Crochet or bobbin lace? - A little guide to lace types (for online sellers?)

I'm not very good at crochet, and I still have not finished that first bobbin lace bookmark. But I understand what the techniques are about, so I was growing increasingly surprised (and slightly annoyed) when I saw many online sellers (including the very knowledgable proprietor of Vintage Textile!) describing what I knew to be bobbin lace (even if of the machine-made-type) as crochet. Why is that? The techniques are completely different! Not only do they work in completely different ways, they usually look different.

It probably would not bug me so much if it went both ways, but it's always bobbin lace labelled as crochet. Are people simply not familiar with the technique of bobbin lace? That would surprise me with Czech sellers; bobbin lace is rather big here. (As in, traditional and admired.) Is crochet somehow considered "desirable", as opposed to bobbin lace?!

I do not want to sound like I'm looking down my nose on crochet because I can't get it right. Consider this:


This is a vintage/antique crochet trim I got from my Wonderful Crafty Grandma. (It was probably originally sewn into a bedding piece or something like that.) It's approx. 4,2 cm wide and 1 m long. All handmade.

So, yes, consider this, as an example of what crochet looks like - click on the picture to see it in detail. Of course, this is a specific style of crochet (filet crochet), and there are other ways that make it look different, with scallops and picots and what-have-you.

(The only other example of crochet lace I found at home...)

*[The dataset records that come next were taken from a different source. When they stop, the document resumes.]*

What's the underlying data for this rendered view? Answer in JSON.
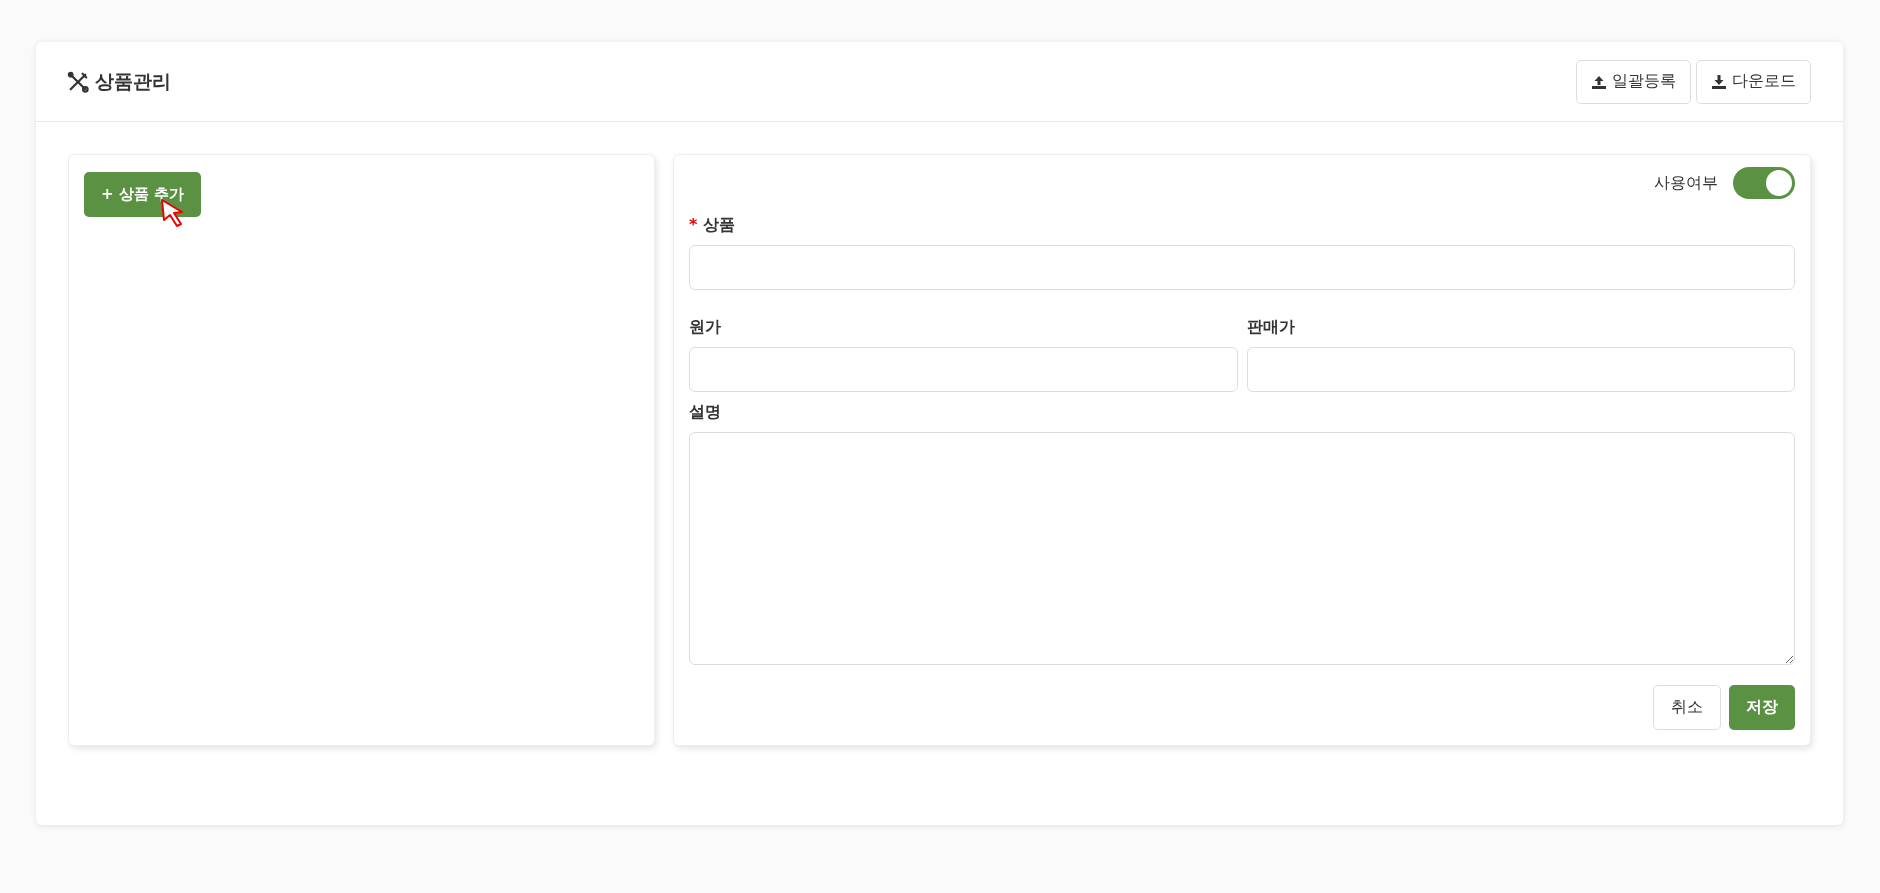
{
  "header": {
    "title": "상품관리",
    "buttons": [
      {
        "kind": "upload",
        "label": "일괄등록"
      },
      {
        "kind": "download",
        "label": "다운로드"
      }
    ]
  },
  "left_panel": {
    "add_button": "+ 상품 추가"
  },
  "form": {
    "use_toggle": {
      "label": "사용여부",
      "on": true
    },
    "fields": [
      {
        "label": "상품",
        "required_mark": "*",
        "kind": "input"
      },
      {
        "label": "원가",
        "kind": "input"
      },
      {
        "label": "판매가",
        "kind": "input"
      },
      {
        "label": "설명",
        "kind": "textarea"
      }
    ],
    "buttons": [
      {
        "label": "취소",
        "primary": false
      },
      {
        "label": "저장",
        "primary": true
      }
    ]
  }
}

But it's still crochet: a technique that works with one continuous thread, working it into chains and what is called "stitches" (English sucks here; it's called "columns" in Czech, which gives you a much better idea of what it looks like). There is never, I repeat, NEVER, a simple, "unworked" thread to be seen in a crochet work.

Unlike here:


This is a machine-made bobbin lace trim (again from my grandma). As you can see, hopefully, bobbin lace is completely different. Bobbin lace is, essentially, a type of weaving. It works with several threads and weaves them together. Sometimes it's quite open, like here.

Sometimes, there are tighter-woven motifs, like here:

But it's still very different from crochet. Simple, "unworked" threads. Weaving structure. Obvious on first sight.

The mix-up would not surprise me so much with this trim:


This is machine made just like the two examples above, and seems to be playing up to the crochet similarity. (BTW, as far as I know, there is no machine-made crochet. Feel free to correct me if you know otherwise. If you know it for a fact.) But if you look closely, you can still see the weaving structure here: there are several threads, not a single continuous one.

So here, that's the one signature difference, and now you should be able to tell crochet trim from bobbin lace.

(Note: Some types of sewn lace can look similar to bobbin lace, but those are rarer. Also, I'm only dealing with the cotton thread kind of lace in this post - I'm not as knowledgeable on the techniques involved in the making of other types of lace, like the - usually artificial fibre - stuff you find on your underwear.)

EDIT: Here are some more examples of what bobbin lace can do, from my grandma's work:





This, by the way, is the butterfly my sister wore in her hair to the Latvian exhibition opening.